Aug. 20, 2008
jpost.com
 
  Analysis: Australia's moment of truth
Dr. Efraim Zuroff
 
 

The decision by Perth Magistrate Barbara Lane on Wednesday to allow the extradition of Karoly (Charles) Zentai to Hungary to stand trial for the murder of Jewish teenager Peter Balazs in Budapest on November 8, 1944, paves the way for an unprecedented, historic victory for Holocaust justice in Australia.

Assuming, as expected, that Zentai's appeals against the decision will be rejected, all that will be missing will be the signature of Home Affairs Minister Bob Debus for Australia to succeed for the first time ever in taking successful legal action against a Holocaust perpetrator living in the country.

This long and difficult process began 22 years ago when the Australian government initiated the Menzies Review to investigate allegations that numerous East European Nazi collaborators had gained entry to the country posing as innocent refugees from Communism. The Review confirmed these claims and recommended that legal action be taken against these criminals.
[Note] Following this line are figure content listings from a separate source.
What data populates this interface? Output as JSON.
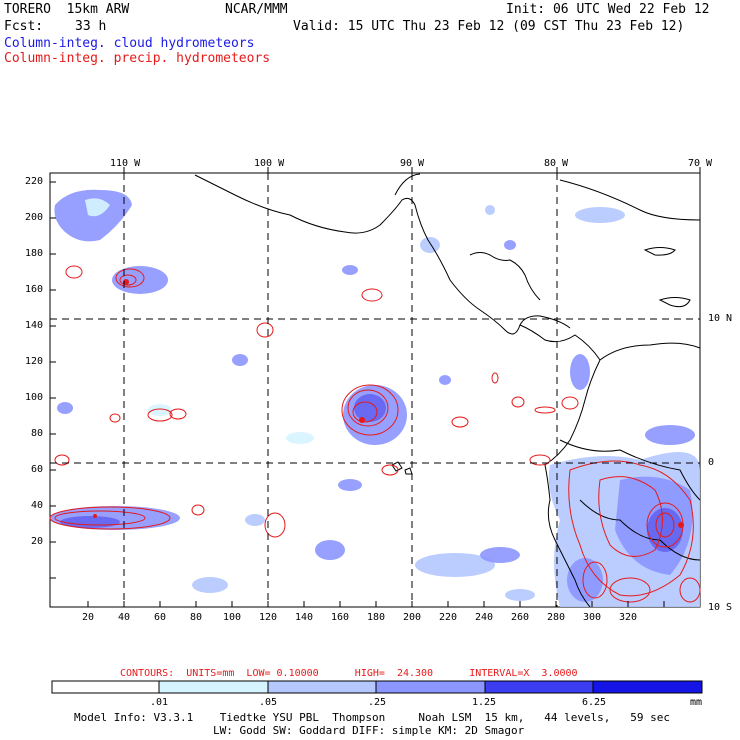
{
  "header": {
    "model": "TORERO  15km ARW",
    "org": "NCAR/MMM",
    "init": "Init: 06 UTC Wed 22 Feb 12",
    "fcst_label": "Fcst:",
    "fcst_value": "33 h",
    "valid": "Valid: 15 UTC Thu 23 Feb 12 (09 CST Thu 23 Feb 12)",
    "field1": "Column-integ. cloud hydrometeors",
    "field2": "Column-integ. precip. hydrometeors"
  },
  "map": {
    "lon_labels": [
      "110 W",
      "100 W",
      "90 W",
      "80 W",
      "70 W"
    ],
    "lat_labels": [
      "10 N",
      "0",
      "10 S"
    ],
    "y_ticks": [
      "220",
      "200",
      "180",
      "160",
      "140",
      "120",
      "100",
      "80",
      "60",
      "40",
      "20"
    ],
    "x_ticks": [
      "20",
      "40",
      "60",
      "80",
      "100",
      "120",
      "140",
      "160",
      "180",
      "200",
      "220",
      "240",
      "260",
      "280",
      "300",
      "320"
    ]
  },
  "contours_line": "CONTOURS:  UNITS=mm  LOW= 0.10000      HIGH=  24.300      INTERVAL=X  3.0000",
  "colorbar": {
    "labels": [
      ".01",
      ".05",
      ".25",
      "1.25",
      "6.25"
    ],
    "unit": "mm",
    "colors": [
      "#ffffff",
      "#d6f4ff",
      "#b4c8ff",
      "#8c96ff",
      "#6464f0",
      "#3c3cf0",
      "#1414e6"
    ]
  },
  "footer": {
    "line1": "Model Info: V3.3.1    Tiedtke YSU PBL  Thompson     Noah LSM  15 km,   44 levels,   59 sec",
    "line2": "LW: Godd SW: Goddard DIFF: simple KM: 2D Smagor"
  },
  "colors": {
    "cloud": "#8c96ff",
    "precip": "#e61a1a",
    "coast": "#000000"
  }
}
In 1989 parliament passed an amendment allowing the prosecution of Holocaust perpetrators in Australian courts. But for variety of reasons, all three prosecutions mounted by Australia's "Special Investigations Unit" failed and the prosecution effort for all practical purposes was shut down on June 30, 1992.

This was particularly unfortunate since the prospects of successes at this point had become much better due to the breakup of the Soviet Union and the greater access to witnesses and documents regarding the crimes committed by the suspects living in Australia, all of whom hailed from Eastern Europe. But the initial outlay of A$19 million for the operations of the unit and its initial failures evoked considerable political opposition and led to its premature closure.
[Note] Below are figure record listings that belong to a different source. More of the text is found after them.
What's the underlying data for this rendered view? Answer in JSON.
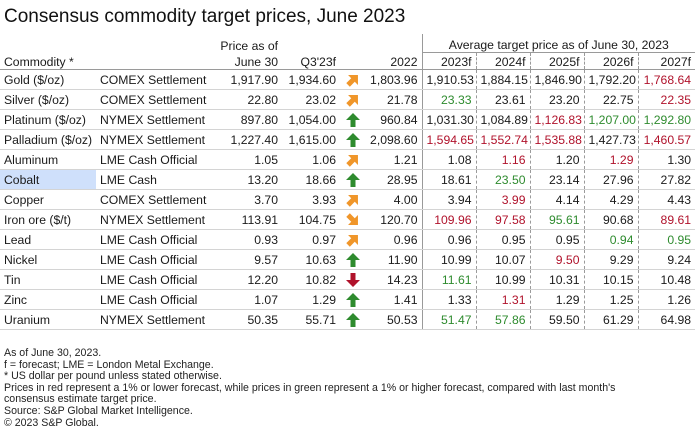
{
  "title": "Consensus commodity target prices, June 2023",
  "headers": {
    "commodity": "Commodity *",
    "price_line1": "Price as of",
    "price_line2": "June  30",
    "q3": "Q3'23f",
    "y2022": "2022",
    "avg": "Average target price as of June  30, 2023",
    "y2023": "2023f",
    "y2024": "2024f",
    "y2025": "2025f",
    "y2026": "2026f",
    "y2027": "2027f"
  },
  "colors": {
    "up": "#2e8b2e",
    "down": "#b0122b",
    "side": "#f0962a",
    "highlight": "#cfe0fb"
  },
  "rows": [
    {
      "name": "Gold ($/oz)",
      "source": "COMEX Settlement",
      "price": "1,917.90",
      "q3": "1,934.60",
      "arrow": "diag-up",
      "y2022": "1,803.96",
      "f": [
        {
          "v": "1,910.53",
          "c": ""
        },
        {
          "v": "1,884.15",
          "c": ""
        },
        {
          "v": "1,846.90",
          "c": ""
        },
        {
          "v": "1,792.20",
          "c": ""
        },
        {
          "v": "1,768.64",
          "c": "red"
        }
      ]
    },
    {
      "name": "Silver ($/oz)",
      "source": "COMEX Settlement",
      "price": "22.80",
      "q3": "23.02",
      "arrow": "diag-up",
      "y2022": "21.78",
      "f": [
        {
          "v": "23.33",
          "c": "green"
        },
        {
          "v": "23.61",
          "c": ""
        },
        {
          "v": "23.20",
          "c": ""
        },
        {
          "v": "22.75",
          "c": ""
        },
        {
          "v": "22.35",
          "c": "red"
        }
      ]
    },
    {
      "name": "Platinum ($/oz)",
      "source": "NYMEX Settlement",
      "price": "897.80",
      "q3": "1,054.00",
      "arrow": "up",
      "y2022": "960.84",
      "f": [
        {
          "v": "1,031.30",
          "c": ""
        },
        {
          "v": "1,084.89",
          "c": ""
        },
        {
          "v": "1,126.83",
          "c": "red"
        },
        {
          "v": "1,207.00",
          "c": "green"
        },
        {
          "v": "1,292.80",
          "c": "green"
        }
      ]
    },
    {
      "name": "Palladium ($/oz)",
      "source": "NYMEX Settlement",
      "price": "1,227.40",
      "q3": "1,615.00",
      "arrow": "up",
      "y2022": "2,098.60",
      "f": [
        {
          "v": "1,594.65",
          "c": "red"
        },
        {
          "v": "1,552.74",
          "c": "red"
        },
        {
          "v": "1,535.88",
          "c": "red"
        },
        {
          "v": "1,427.73",
          "c": ""
        },
        {
          "v": "1,460.57",
          "c": "red"
        }
      ]
    },
    {
      "name": "Aluminum",
      "source": "LME Cash Official",
      "price": "1.05",
      "q3": "1.06",
      "arrow": "diag-up",
      "y2022": "1.21",
      "f": [
        {
          "v": "1.08",
          "c": ""
        },
        {
          "v": "1.16",
          "c": "red"
        },
        {
          "v": "1.20",
          "c": ""
        },
        {
          "v": "1.29",
          "c": "red"
        },
        {
          "v": "1.30",
          "c": ""
        }
      ]
    },
    {
      "name": "Cobalt",
      "source": "LME Cash",
      "price": "13.20",
      "q3": "18.66",
      "arrow": "up",
      "y2022": "28.95",
      "highlight": true,
      "f": [
        {
          "v": "18.61",
          "c": ""
        },
        {
          "v": "23.50",
          "c": "green"
        },
        {
          "v": "23.14",
          "c": ""
        },
        {
          "v": "27.96",
          "c": ""
        },
        {
          "v": "27.82",
          "c": ""
        }
      ]
    },
    {
      "name": "Copper",
      "source": "COMEX Settlement",
      "price": "3.70",
      "q3": "3.93",
      "arrow": "diag-up",
      "y2022": "4.00",
      "f": [
        {
          "v": "3.94",
          "c": ""
        },
        {
          "v": "3.99",
          "c": "red"
        },
        {
          "v": "4.14",
          "c": ""
        },
        {
          "v": "4.29",
          "c": ""
        },
        {
          "v": "4.43",
          "c": ""
        }
      ]
    },
    {
      "name": "Iron ore ($/t)",
      "source": "NYMEX Settlement",
      "price": "113.91",
      "q3": "104.75",
      "arrow": "diag-down",
      "y2022": "120.70",
      "f": [
        {
          "v": "109.96",
          "c": "red"
        },
        {
          "v": "97.58",
          "c": "red"
        },
        {
          "v": "95.61",
          "c": "green"
        },
        {
          "v": "90.68",
          "c": ""
        },
        {
          "v": "89.61",
          "c": "red"
        }
      ]
    },
    {
      "name": "Lead",
      "source": "LME Cash Official",
      "price": "0.93",
      "q3": "0.97",
      "arrow": "diag-up",
      "y2022": "0.96",
      "f": [
        {
          "v": "0.96",
          "c": ""
        },
        {
          "v": "0.95",
          "c": ""
        },
        {
          "v": "0.95",
          "c": ""
        },
        {
          "v": "0.94",
          "c": "green"
        },
        {
          "v": "0.95",
          "c": "green"
        }
      ]
    },
    {
      "name": "Nickel",
      "source": "LME Cash Official",
      "price": "9.57",
      "q3": "10.63",
      "arrow": "up",
      "y2022": "11.90",
      "f": [
        {
          "v": "10.99",
          "c": ""
        },
        {
          "v": "10.07",
          "c": ""
        },
        {
          "v": "9.50",
          "c": "red"
        },
        {
          "v": "9.29",
          "c": ""
        },
        {
          "v": "9.24",
          "c": ""
        }
      ]
    },
    {
      "name": "Tin",
      "source": "LME Cash Official",
      "price": "12.20",
      "q3": "10.82",
      "arrow": "down",
      "y2022": "14.23",
      "f": [
        {
          "v": "11.61",
          "c": "green"
        },
        {
          "v": "10.99",
          "c": ""
        },
        {
          "v": "10.31",
          "c": ""
        },
        {
          "v": "10.15",
          "c": ""
        },
        {
          "v": "10.48",
          "c": ""
        }
      ]
    },
    {
      "name": "Zinc",
      "source": "LME Cash Official",
      "price": "1.07",
      "q3": "1.29",
      "arrow": "up",
      "y2022": "1.41",
      "f": [
        {
          "v": "1.33",
          "c": ""
        },
        {
          "v": "1.31",
          "c": "red"
        },
        {
          "v": "1.29",
          "c": ""
        },
        {
          "v": "1.25",
          "c": ""
        },
        {
          "v": "1.26",
          "c": ""
        }
      ]
    },
    {
      "name": "Uranium",
      "source": "NYMEX Settlement",
      "price": "50.35",
      "q3": "55.71",
      "arrow": "up",
      "y2022": "50.53",
      "f": [
        {
          "v": "51.47",
          "c": "green"
        },
        {
          "v": "57.86",
          "c": "green"
        },
        {
          "v": "59.50",
          "c": ""
        },
        {
          "v": "61.29",
          "c": ""
        },
        {
          "v": "64.98",
          "c": ""
        }
      ]
    }
  ],
  "notes": [
    "As of June 30, 2023.",
    "f = forecast; LME = London Metal Exchange.",
    "* US dollar per pound unless stated otherwise.",
    "Prices in red represent a 1% or lower forecast, while prices in green represent a 1% or higher forecast, compared with last month's",
    "consensus estimate target price.",
    "Source: S&P Global Market Intelligence.",
    "© 2023 S&P Global."
  ]
}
Since that fateful decision, Australia has had two concrete opportunities to act against Nazi war criminals residing in the country. In both cases, the initiative came from the country in which the suspect committed his crimes. The first was that of Konrad Kalejs, who served as an officer in the infamous Arajs Kommando, a Latvian murder squad that killed at least 30,000 Jews in Latvia alone. (It was later sent to Belarus to assist in the murder of Jews there.)
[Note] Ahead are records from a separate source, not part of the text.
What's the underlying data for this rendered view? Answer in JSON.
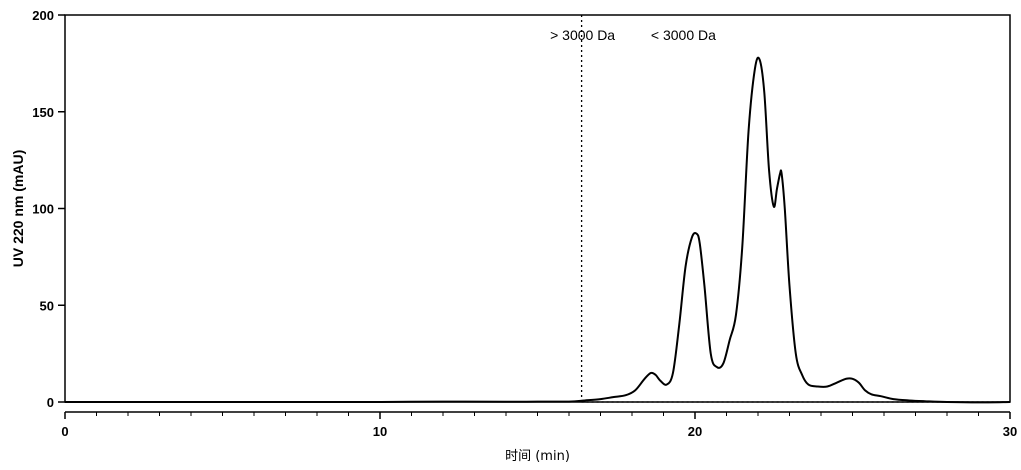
{
  "chart_data": {
    "type": "line",
    "title": "",
    "xlabel": "时间 (min)",
    "ylabel": "UV 220 nm (mAU)",
    "xlim": [
      0,
      30
    ],
    "ylim": [
      0,
      200
    ],
    "x_ticks": [
      0,
      10,
      20,
      30
    ],
    "x_minor_step": 1,
    "y_ticks": [
      0,
      50,
      100,
      150,
      200
    ],
    "grid": false,
    "legend": "none",
    "annotations": [
      {
        "text": "> 3000 Da",
        "x": 15.4
      },
      {
        "text": "< 3000 Da",
        "x": 18.6
      }
    ],
    "cutoff_line": {
      "x": 16.4,
      "style": "dotted"
    },
    "baseline": {
      "y": 0,
      "x_start": 16.4,
      "x_end": 30,
      "style": "dotted"
    },
    "series": [
      {
        "color": "#000000",
        "x": [
          0,
          2,
          4,
          6,
          8,
          10,
          12,
          14,
          15,
          16,
          16.5,
          17,
          17.4,
          17.8,
          18.1,
          18.4,
          18.6,
          18.75,
          18.9,
          19.1,
          19.3,
          19.5,
          19.7,
          19.9,
          20.05,
          20.15,
          20.3,
          20.5,
          20.7,
          20.9,
          21.1,
          21.3,
          21.5,
          21.7,
          21.9,
          22.05,
          22.2,
          22.35,
          22.5,
          22.6,
          22.7,
          22.75,
          22.85,
          23.0,
          23.2,
          23.4,
          23.6,
          23.9,
          24.2,
          24.5,
          24.8,
          25.0,
          25.2,
          25.4,
          25.6,
          25.9,
          26.3,
          26.8,
          27.3,
          28,
          29,
          30
        ],
        "y": [
          0,
          0,
          0,
          0,
          0,
          0,
          0.2,
          0.1,
          0.2,
          0.2,
          0.8,
          1.5,
          2.5,
          3.5,
          6,
          12,
          15,
          14,
          11,
          9,
          15,
          40,
          70,
          85,
          87,
          82,
          60,
          25,
          18,
          20,
          32,
          45,
          80,
          140,
          172,
          177,
          160,
          120,
          101,
          110,
          118,
          118,
          100,
          60,
          25,
          14,
          9,
          8,
          8,
          10,
          12,
          12,
          10,
          6,
          4,
          3,
          1.5,
          0.8,
          0.4,
          0,
          -0.2,
          0
        ]
      }
    ]
  }
}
At the end of World War II Kalejs moved to Denmark, and he emigrated to Australia in 1950, where he initially served as an immigration screening officer. He later moved to the United States, Canada and Great Britain, all of which expelled him when his wartime activities in the Arajs Kommando were revealed, only to return to Australia each time.

When Latvia finally was convinced to ask for his extradition, which was approved in an Australian court, it appeared that justice would be achieved. But Kalejs died in Melbourne in 2001 before he could be extradited, one of many Nazi killers who escaped to Australia who were able to elude justice.

That leave the case of Karoly Zentai who was discovered in late 2004 living in Perth, after evidence of his crimes was sent to the Wiesenthal Center in Jerusalem by the brother of his victim. Zentai served in a unit of the Hungarian army that was active in hunts for Jews in Budapest in the fall of 1944 (when the fascist Arrow Cross came to power) and played a major role in the murder of 18 year old Peter Balazs whom he caught without the requisite yellow star on a streetcar in Budapest on November 8, 1944. (He and Zentai grew up in the suburb of Budafolk, so the latter knew that the former was Jewish.)

Shortly after I submitted the evidence of Zentai's crimes to prosecutors in Budapest, Hungary asked for his extradition to stand trial. But Zentai has been able until today to postpone his extradition via a variety of legal maneuvers that had absolutely nothing to do with his case. Now that Magistrate Lane has ruled that the extradition can proceed, the final moment of truth has arrived, not only for Zentai but also for Australia.